Alphonso Smith, D.J. Moore and Jairus Byrd (http://seahawknationblog.com/goto/http://seahawknationblog.com/tag/jairus-byrd/) are a gifted trio of ball-hawking corners who, unfortunately, measure in below the 5-10 standard. Though they combined for 50 interceptions during their careers, their lack of prototypical height and size is one of the reasons they are not at the top of some draft boards.

Smith, who finished his career at Wake Forest (http://seahawknationblog.com/goto/http://seahawknationblog.com/tag/wake-forest/) with 21 career interceptions, is one of the best ball-hawks available in this draft. He is an ultra aggressive route jumper who has a knack (http://seahawknationblog.com/goto/http://seahawknationblog.com/tag/knack/) for reading the quarterback’s eyes and making plays on the ball. Smith’s penchant (http://seahawknationblog.com/goto/http://seahawknationblog.com/tag/penchant/) for coming up with the game-changing turnover is a skill coveted by many coaches, but his lack of ideal height will prevent some from pulling the trigger.

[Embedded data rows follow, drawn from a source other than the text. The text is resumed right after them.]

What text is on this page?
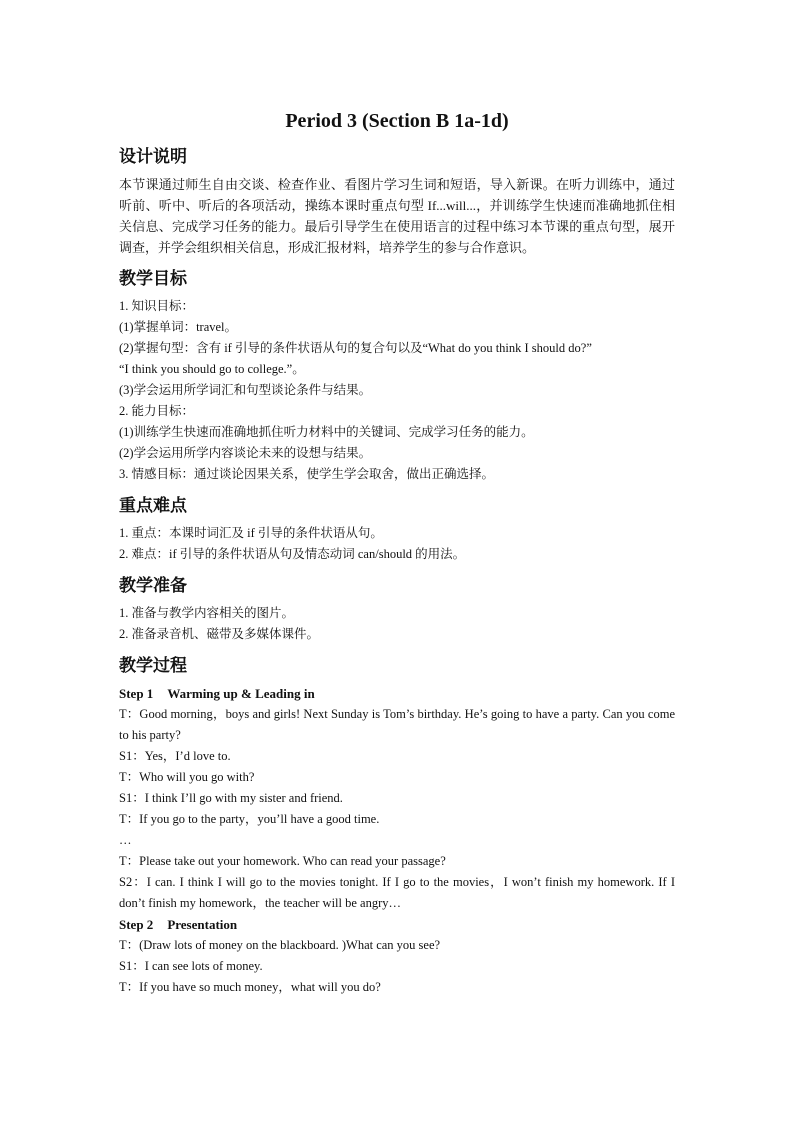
Period 3 (Section B 1a-1d)
设计说明

本节课通过师生自由交谈、检查作业、看图片学习生词和短语，导入新课。在听力训练中，通过听前、听中、听后的各项活动，操练本课时重点句型 If...will...，并训练学生快速而准确地抓住相关信息、完成学习任务的能力。最后引导学生在使用语言的过程中练习本节课的重点句型，展开调查，并学会组织相关信息，形成汇报材料，培养学生的参与合作意识。

教学目标

1. 知识目标：

(1)掌握单词：travel。

(2)掌握句型：含有 if 引导的条件状语从句的复合句以及“What do you think I should do?”

“I think you should go to college.”。

(3)学会运用所学词汇和句型谈论条件与结果。

2. 能力目标：

(1)训练学生快速而准确地抓住听力材料中的关键词、完成学习任务的能力。

(2)学会运用所学内容谈论未来的设想与结果。

3. 情感目标：通过谈论因果关系，使学生学会取舍，做出正确选择。

重点难点

1. 重点：本课时词汇及 if 引导的条件状语从句。

2. 难点：if 引导的条件状语从句及情态动词 can/should 的用法。

教学准备

1. 准备与教学内容相关的图片。

2. 准备录音机、磁带及多媒体课件。

教学过程

Step 1 Warming up & Leading in

T：Good morning，boys and girls! Next Sunday is Tom’s birthday. He’s going to have a party. Can you come to his party?

S1：Yes，I’d love to.

T：Who will you go with?

S1：I think I’ll go with my sister and friend.

T：If you go to the party，you’ll have a good time.

…

T：Please take out your homework. Who can read your passage?

S2：I can. I think I will go to the movies tonight. If I go to the movies，I won’t finish my homework. If I don’t finish my homework，the teacher will be angry…

Step 2 Presentation

T：(Draw lots of money on the blackboard. )What can you see?

S1：I can see lots of money.

T：If you have so much money，what will you do?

Rank Player School Height Weight Projected round
4. Alphonso Smith Wake Forest 5-9 193 2
Analysis: The former Demon Deacon is a sensational cover man with unbelievable ball skills. Smith finished his career with 21 interceptions and produced numerous game-changing plays. As a fluid athlete with outstanding quickness, Smith overcomes his lack of ideal size by relying on his superior cover skills and outstanding leaping ability to win matchups on the edge. Though Smith is ideally suited to be a nickel corner, he is a playmaker who will eventually earn his way into a starting lineup.NFL landing spot: The diminutive ball hawk would upgrade the Browns’ secondary, if picked at No. 36 or serve as a quality nickel corner for the Dolphins (No. 44), Texans (No. 46) or Patriots (No. 47).